The degree of the polynomial gives the maximum number of zeros it can have. A degree 9 polynomial can have at most 9 zeros. Since complex zeros occur in conjugate pairs, and we have identified two pairs (4+5i & 4-5i, -3-3i & -3+3i) and one pair (-i & +i), the maximum number of real zeros is 9 - (2 x 2+2 x 1) = 9 - 6 = 3.

Part (c): Maximum number of nonreal zeros

The polynomial can have at most 9 zeros, with each nonreal zero having a conjugate pair. Therefore, the maximum number of nonreal zeros is 6, as there can be three pairs of nonreal zeros (the ones already identified).

Answer 2

The polynomial R(x) has a zero at 4-5i, which is the complex conjugate of one of its given zeros, 4+5i. The maximum number of real zeros can be 6, considering the presence of the nonreal zeros. The maximum number of nonreal zeros for a 9th-degree polynomial is 8.

Step-by-step explanation:

Complex conjugate roots are a pair of zeros for any polynomial with real coefficients where one zero is complex. If a polynomial has a zero at 4+5i (a complex number), then it must also have a zero at 4-5i (the complex conjugate). Since another given zero is -3-3i, its complex conjugate and therefore another zero must be -3+3i. The last provided zero is -i, which is already its own conjugate, as i is imaginary and the real part is zero.

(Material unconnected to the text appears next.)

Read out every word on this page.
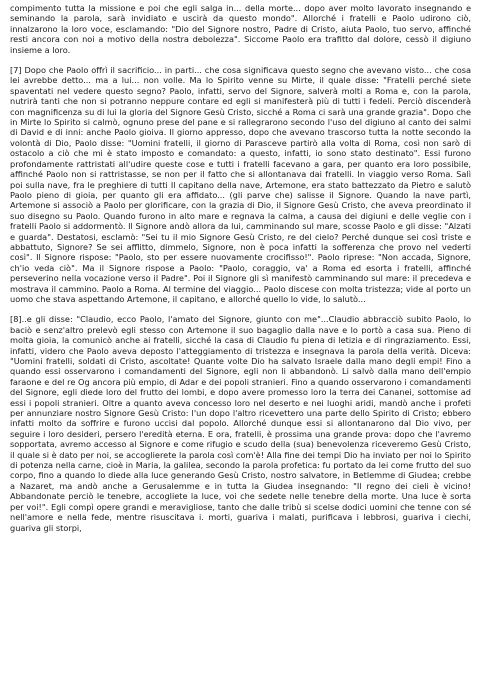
compimento tutta la missione e poi che egli salga in... della morte... dopo aver molto lavorato insegnando e seminando la parola, sarà invidiato e uscirà da questo mondo". Allorché i fratelli e Paolo udirono ciò, innalzarono la loro voce, esclamando: "Dio del Signore nostro, Padre di Cristo, aiuta Paolo, tuo servo, affinché resti ancora con noi a motivo della nostra debolezza". Siccome Paolo era trafitto dal dolore, cessò il digiuno insieme a loro.

[7] Dopo che Paolo offrì il sacrificio... in parti... che cosa significava questo segno che avevano visto... che cosa lei avrebbe detto... ma a lui... non volle. Ma lo Spirito venne su Mirte, il quale disse: "Fratelli perché siete spaventati nel vedere questo segno? Paolo, infatti, servo del Signore, salverà molti a Roma e, con la parola, nutrirà tanti che non si potranno neppure contare ed egli si manifesterà più di tutti i fedeli. Perciò discenderà con magnificenza su di lui la gloria del Signore Gesù Cristo, sicché a Roma ci sarà una grande grazia". Dopo che in Mirte lo Spirito si calmò, ognuno prese del pane e si rallegrarono secondo l'uso del digiuno al canto dei salmi di David e di inni: anche Paolo gioiva. Il giorno appresso, dopo che avevano trascorso tutta la notte secondo la volontà di Dio, Paolo disse: "Uomini fratelli, il giorno di Parasceve partirò alla volta di Roma, così non sarò di ostacolo a ciò che mi è stato imposto e comandato: a questo, infatti, io sono stato destinato". Essi furono profondamente rattristati all'udire queste cose e tutti i fratelli facevano a gara, per quanto era loro possibile, affinché Paolo non si rattristasse, se non per il fatto che si allontanava dai fratelli. In viaggio verso Roma. Salì poi sulla nave, fra le preghiere di tutti Il capitano della nave, Artemone, era stato battezzato da Pietro e salutò Paolo pieno di gioia, per quanto gli era affidato... (gli parve che) salisse il Signore. Quando la nave partì, Artemone si associò a Paolo per glorificare, con la grazia di Dio, il Signore Gesù Cristo, che aveva preordinato il suo disegno su Paolo. Quando furono in alto mare e regnava la calma, a causa dei digiuni e delle veglie con i fratelli Paolo si addormentò. Il Signore andò allora da lui, camminando sul mare, scosse Paolo e gli disse: "Alzati e guarda". Destatosi, esclamò: "Sei tu il mio Signore Gesù Cristo, re del cielo? Perché dunque sei così triste e abbattuto, Signore? Se sei afflitto, dimmelo, Signore, non è poca infatti la sofferenza che provo nel vederti così". Il Signore rispose: "Paolo, sto per essere nuovamente crocifisso!". Paolo riprese: "Non accada, Signore, ch'io veda ciò". Ma il Signore rispose a Paolo: "Paolo, coraggio, va' a Roma ed esorta i fratelli, affinché perseverino nella vocazione verso il Padre". Poi il Signore gli sì manifestò camminando sul mare: il precedeva e mostrava il cammino. Paolo a Roma. Al termine del viaggio... Paolo discese con molta tristezza; vide al porto un uomo che stava aspettando Artemone, il capitano, e allorché quello lo vide, lo salutò...

[8]..e gli disse: "Claudio, ecco Paolo, l'amato del Signore, giunto con me"...Claudio abbracciò subito Paolo, lo baciò e senz'altro prelevò egli stesso con Artemone il suo bagaglio dalla nave e lo portò a casa sua. Pieno di molta gioia, la comunicò anche ai fratelli, sicché la casa di Claudio fu piena di letizia e di ringraziamento. Essi, infatti, videro che Paolo aveva deposto l'atteggiamento di tristezza e insegnava la parola della verità. Diceva: "Uomini fratelli, soldati di Cristo, ascoltate! Quante volte Dio ha salvato Israele dalla mano degli empi! Fino a quando essi osservarono i comandamenti del Signore, egli non li abbandonò. Li salvò dalla mano dell'empio faraone e del re Og ancora più empio, di Adar e dei popoli stranieri. Fino a quando osservarono i comandamenti del Signore, egli diede loro del frutto dei lombi, e dopo avere promesso loro la terra dei Cananei, sottomise ad essi i popoli stranieri. Oltre a quanto aveva concesso loro nel deserto e nei luoghi aridi, mandò anche i profeti per annunziare nostro Signore Gesù Cristo: l'un dopo l'altro ricevettero una parte dello Spirito di Cristo; ebbero infatti molto da soffrire e furono uccisi dal popolo. Allorché dunque essi si allontanarono dal Dio vivo, per seguire i loro desideri, persero l'eredità eterna. E ora, fratelli, è prossima una grande prova: dopo che l'avremo sopportata, avremo accesso al Signore e come rifugio e scudo della (sua) benevolenza riceveremo Gesù Cristo, il quale si è dato per noi, se accoglierete la parola così com'è! Alla fine dei tempi Dio ha inviato per noi lo Spirito di potenza nella carne, cioè in Maria, la galilea, secondo la parola profetica: fu portato da lei come frutto del suo corpo, fino a quando lo diede alla luce generando Gesù Cristo, nostro salvatore, in Betlemme di Giudea; crebbe a Nazaret, ma andò anche a Gerusalemme e in tutta la Giudea insegnando: "Il regno dei cieli è vicino! Abbandonate perciò le tenebre, accogliete la luce, voi che sedete nelle tenebre della morte. Una luce è sorta per voi!". Egli compì opere grandi e meravigliose, tanto che dalle tribù si scelse dodici uomini che tenne con sé nell'amore e nella fede, mentre risuscitava i. morti, guariva i malati, purificava i lebbrosi, guariva i ciechi, guariva gli storpi,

The maximum number of real zeros is determined by the degree of the polynomial. Since we have degree 9, at most it can have 9 real zeros. However, knowing that we already have complex zeros, the maximum number of real zeros cannot exceed 6, as there are already 3 pairs of complex zeros (4+5i and 4-5i, -3-3i and -3+3i, and -i, which counts as a pair itself).

As complex zeros come in conjugate pairs, the maximum number of nonreal zeros it can have is equal to the degree of the polynomial (in this case 9) minus the actual number of real zeros. Since the minimum number of real zeros it must have is 1 (as the number of complex zeros must be even), the maximum number of nonreal zeros is 8.